Thursday, May 26, 2005


In N’Awlins, as far as I can tell, they will drink any damn thing they please, thank you very much. You gotta give serious Drinkin’ Props to a state where drive-thru daiquiri stands are still legal, as they are in Lousy-Ana Louisiana. Beer, wine, all kinds of hooch...all fair game in N’Awlins.

But there is one Adult Beverage that, to me, really captures that magical Creole essence of the Crescent City. And that Adult Beverage is the Sazerac cocktail.

When She Who Must Be Obeyed and I, along with our friends Steve and Sue, spent Memorial Day weekend in New Orleans two years ago, one of the Extremely Pleasant Experiences we had was lunch at Commander’s Palace, one of the Serious Dining Establishments of the city. And that is where I ordered up several Sazerac cocktails, all perfectly executed by the Commander’s Palace barkeep. The view was beautiful, the companionship estimable, the food superb – and those Sazeracs were the spot-on perfect accompaniment to it all.

My version of the Sazerac starts with a cocktail shaker with plenty of ice. Into this, put two jiggers of rye whiskey, a teaspoon of simple syrup, and three or four dashes of Peychaud’s bitters. [I’ll point out that Commander’s Palace uses Bourbon, not rye, for their Sazerac. It’s a great drink with Bourbon, but it’s not completely authentic. Use rye if you can get it.]

Now, take a chilled Old Fashioned glass. Pour in a half-jigger of Herbsaint or Absente. Swirl it around to coat the inside of the glass, then pour out the excess, leaving a little in the glass. (You want to taste the Herbsaint, but you don’t want it to dominate the drink.) Now, grab the cocktail shaker and shake that bad boy until the contents are thoroughly iced down. Strain into that Old Fashioned glass. Take a piece of lemon peel and twist it over the drink, then rub it on the rim of the glass. Drop it in if you wish (I do) - and you’re good to go.

At the risk of disappointing Zonker, I will tell you that there are no peyote buttons in this Fine Beverage, but you don’t need ’em. They say that if you use enough Herbsaint, you’re likely to start hallucinating, and they very well might be right.

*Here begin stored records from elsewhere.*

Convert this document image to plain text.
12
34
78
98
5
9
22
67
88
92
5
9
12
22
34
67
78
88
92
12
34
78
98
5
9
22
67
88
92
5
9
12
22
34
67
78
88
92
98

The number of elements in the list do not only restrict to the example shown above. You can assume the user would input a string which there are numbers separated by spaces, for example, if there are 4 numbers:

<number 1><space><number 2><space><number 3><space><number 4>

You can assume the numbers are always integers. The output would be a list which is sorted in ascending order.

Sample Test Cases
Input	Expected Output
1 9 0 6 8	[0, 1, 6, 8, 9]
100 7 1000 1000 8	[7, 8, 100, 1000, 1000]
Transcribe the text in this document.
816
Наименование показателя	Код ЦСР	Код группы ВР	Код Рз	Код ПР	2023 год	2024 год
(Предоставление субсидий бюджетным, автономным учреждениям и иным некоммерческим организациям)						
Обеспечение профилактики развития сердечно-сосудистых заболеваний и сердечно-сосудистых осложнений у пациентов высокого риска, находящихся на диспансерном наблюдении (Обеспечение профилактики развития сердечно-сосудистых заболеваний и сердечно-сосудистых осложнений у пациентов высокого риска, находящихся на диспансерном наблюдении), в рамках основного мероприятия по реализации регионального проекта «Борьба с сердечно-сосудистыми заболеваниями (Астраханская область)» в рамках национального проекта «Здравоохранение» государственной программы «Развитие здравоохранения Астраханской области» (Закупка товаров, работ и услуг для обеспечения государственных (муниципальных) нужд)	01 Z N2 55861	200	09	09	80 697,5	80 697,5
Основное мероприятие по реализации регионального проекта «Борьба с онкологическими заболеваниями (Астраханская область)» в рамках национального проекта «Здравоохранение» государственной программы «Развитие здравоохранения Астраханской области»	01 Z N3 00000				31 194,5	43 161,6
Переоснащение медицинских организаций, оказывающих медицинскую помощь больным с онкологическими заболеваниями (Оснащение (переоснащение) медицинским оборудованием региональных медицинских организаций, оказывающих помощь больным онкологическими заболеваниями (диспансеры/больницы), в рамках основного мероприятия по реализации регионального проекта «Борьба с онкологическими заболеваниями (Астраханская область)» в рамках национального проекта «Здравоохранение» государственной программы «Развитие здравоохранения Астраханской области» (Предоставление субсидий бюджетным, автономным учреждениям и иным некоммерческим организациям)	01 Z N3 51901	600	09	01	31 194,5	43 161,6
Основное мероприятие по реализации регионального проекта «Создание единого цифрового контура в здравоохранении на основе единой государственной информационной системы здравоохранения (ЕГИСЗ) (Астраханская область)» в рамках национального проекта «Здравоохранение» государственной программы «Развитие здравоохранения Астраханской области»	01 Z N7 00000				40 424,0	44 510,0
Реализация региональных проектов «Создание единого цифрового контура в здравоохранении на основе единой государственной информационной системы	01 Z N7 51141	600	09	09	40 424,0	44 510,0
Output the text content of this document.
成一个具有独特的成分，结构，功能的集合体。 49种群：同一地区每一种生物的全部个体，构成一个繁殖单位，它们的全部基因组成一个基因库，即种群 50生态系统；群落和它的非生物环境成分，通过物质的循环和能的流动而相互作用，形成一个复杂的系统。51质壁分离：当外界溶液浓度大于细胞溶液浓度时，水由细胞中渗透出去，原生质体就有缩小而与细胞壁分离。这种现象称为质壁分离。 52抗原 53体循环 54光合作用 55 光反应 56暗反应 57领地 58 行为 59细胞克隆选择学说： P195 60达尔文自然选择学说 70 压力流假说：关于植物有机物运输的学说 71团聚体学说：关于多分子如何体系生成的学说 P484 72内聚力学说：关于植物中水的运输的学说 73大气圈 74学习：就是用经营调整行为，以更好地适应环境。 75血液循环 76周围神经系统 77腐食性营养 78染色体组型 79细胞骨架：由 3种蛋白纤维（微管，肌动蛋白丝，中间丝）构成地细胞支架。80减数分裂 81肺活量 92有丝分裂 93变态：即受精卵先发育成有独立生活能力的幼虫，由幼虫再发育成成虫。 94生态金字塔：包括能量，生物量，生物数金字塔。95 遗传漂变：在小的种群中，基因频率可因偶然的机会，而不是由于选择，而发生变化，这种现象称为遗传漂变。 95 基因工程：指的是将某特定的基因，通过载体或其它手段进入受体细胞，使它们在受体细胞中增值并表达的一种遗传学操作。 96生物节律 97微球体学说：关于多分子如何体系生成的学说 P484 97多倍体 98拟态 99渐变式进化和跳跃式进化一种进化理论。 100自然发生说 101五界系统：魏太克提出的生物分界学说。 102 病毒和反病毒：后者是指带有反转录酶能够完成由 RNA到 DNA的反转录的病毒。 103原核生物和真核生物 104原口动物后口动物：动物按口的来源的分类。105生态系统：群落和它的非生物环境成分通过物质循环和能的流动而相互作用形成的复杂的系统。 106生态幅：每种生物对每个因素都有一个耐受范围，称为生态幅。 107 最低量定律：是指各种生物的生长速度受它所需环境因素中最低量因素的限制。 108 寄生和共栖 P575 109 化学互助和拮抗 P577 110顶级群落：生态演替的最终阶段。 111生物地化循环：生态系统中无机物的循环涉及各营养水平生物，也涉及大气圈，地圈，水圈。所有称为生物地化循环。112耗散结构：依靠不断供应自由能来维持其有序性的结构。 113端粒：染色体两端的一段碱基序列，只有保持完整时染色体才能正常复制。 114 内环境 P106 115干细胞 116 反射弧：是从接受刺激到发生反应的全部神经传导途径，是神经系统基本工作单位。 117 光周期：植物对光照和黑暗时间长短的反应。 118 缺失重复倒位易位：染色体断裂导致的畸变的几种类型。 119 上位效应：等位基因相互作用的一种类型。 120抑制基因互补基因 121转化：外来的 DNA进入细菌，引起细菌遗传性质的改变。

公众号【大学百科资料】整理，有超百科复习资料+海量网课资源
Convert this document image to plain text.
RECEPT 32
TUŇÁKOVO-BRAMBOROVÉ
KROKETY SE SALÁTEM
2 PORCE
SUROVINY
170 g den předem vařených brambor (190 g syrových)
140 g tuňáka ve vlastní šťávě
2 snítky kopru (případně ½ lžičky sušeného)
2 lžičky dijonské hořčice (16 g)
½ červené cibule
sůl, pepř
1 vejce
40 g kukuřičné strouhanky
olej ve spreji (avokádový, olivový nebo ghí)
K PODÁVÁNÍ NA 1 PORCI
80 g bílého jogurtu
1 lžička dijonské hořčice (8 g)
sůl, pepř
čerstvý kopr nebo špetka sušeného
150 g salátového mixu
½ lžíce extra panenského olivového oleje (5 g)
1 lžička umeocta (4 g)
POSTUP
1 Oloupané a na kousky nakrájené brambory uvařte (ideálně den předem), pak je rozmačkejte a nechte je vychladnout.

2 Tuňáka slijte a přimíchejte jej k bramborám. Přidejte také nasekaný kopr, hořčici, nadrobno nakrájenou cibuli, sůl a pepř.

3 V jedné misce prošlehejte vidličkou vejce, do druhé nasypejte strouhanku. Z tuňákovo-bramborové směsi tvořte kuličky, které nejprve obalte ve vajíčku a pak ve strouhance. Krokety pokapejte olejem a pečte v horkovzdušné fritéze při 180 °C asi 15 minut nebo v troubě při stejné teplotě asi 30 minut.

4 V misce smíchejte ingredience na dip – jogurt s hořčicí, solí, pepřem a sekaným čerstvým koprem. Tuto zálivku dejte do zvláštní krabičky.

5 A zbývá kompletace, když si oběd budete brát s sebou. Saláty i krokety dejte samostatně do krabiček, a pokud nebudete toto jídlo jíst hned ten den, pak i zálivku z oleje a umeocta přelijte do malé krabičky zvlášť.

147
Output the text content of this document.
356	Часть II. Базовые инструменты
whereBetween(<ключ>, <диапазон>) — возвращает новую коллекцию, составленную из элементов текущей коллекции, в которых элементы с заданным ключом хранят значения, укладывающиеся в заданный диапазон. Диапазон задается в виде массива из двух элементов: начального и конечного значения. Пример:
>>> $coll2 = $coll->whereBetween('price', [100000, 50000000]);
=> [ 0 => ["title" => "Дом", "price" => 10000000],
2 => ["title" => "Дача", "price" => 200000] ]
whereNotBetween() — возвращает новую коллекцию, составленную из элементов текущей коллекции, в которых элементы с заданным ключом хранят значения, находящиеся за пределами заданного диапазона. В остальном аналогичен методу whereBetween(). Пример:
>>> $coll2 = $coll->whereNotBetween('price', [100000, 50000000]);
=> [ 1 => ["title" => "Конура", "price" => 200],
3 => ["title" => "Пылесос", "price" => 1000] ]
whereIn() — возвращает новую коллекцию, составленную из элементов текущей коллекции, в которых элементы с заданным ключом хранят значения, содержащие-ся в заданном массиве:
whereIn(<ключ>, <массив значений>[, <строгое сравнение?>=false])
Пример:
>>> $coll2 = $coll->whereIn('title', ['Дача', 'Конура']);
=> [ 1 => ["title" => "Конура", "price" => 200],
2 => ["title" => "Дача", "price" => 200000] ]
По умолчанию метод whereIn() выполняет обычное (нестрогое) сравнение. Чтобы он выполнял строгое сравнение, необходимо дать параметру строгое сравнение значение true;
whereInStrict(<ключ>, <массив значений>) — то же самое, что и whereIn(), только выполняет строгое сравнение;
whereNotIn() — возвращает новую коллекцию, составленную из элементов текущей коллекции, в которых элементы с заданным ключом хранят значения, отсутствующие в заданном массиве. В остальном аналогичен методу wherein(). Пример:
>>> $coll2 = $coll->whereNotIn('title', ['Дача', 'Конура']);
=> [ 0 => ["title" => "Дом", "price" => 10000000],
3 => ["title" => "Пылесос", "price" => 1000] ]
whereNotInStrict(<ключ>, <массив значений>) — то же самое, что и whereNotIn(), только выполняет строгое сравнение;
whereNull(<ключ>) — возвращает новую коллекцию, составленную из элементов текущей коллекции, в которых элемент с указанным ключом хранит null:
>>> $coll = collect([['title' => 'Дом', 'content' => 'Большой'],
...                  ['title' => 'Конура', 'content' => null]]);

These drinks do make me see and hear things.

When I drink a Sazerac, I see cypress trees heavy with Spanish moss reflected in my lady’s blue eyes. When I drink a Sazerac, I hear the sounds of Dixieland jazz and the Brooklynesque patois that’s unique to this corner of Louisiana.

When I drink a Sazerac, wherever I am, I’m back in N’Awlins.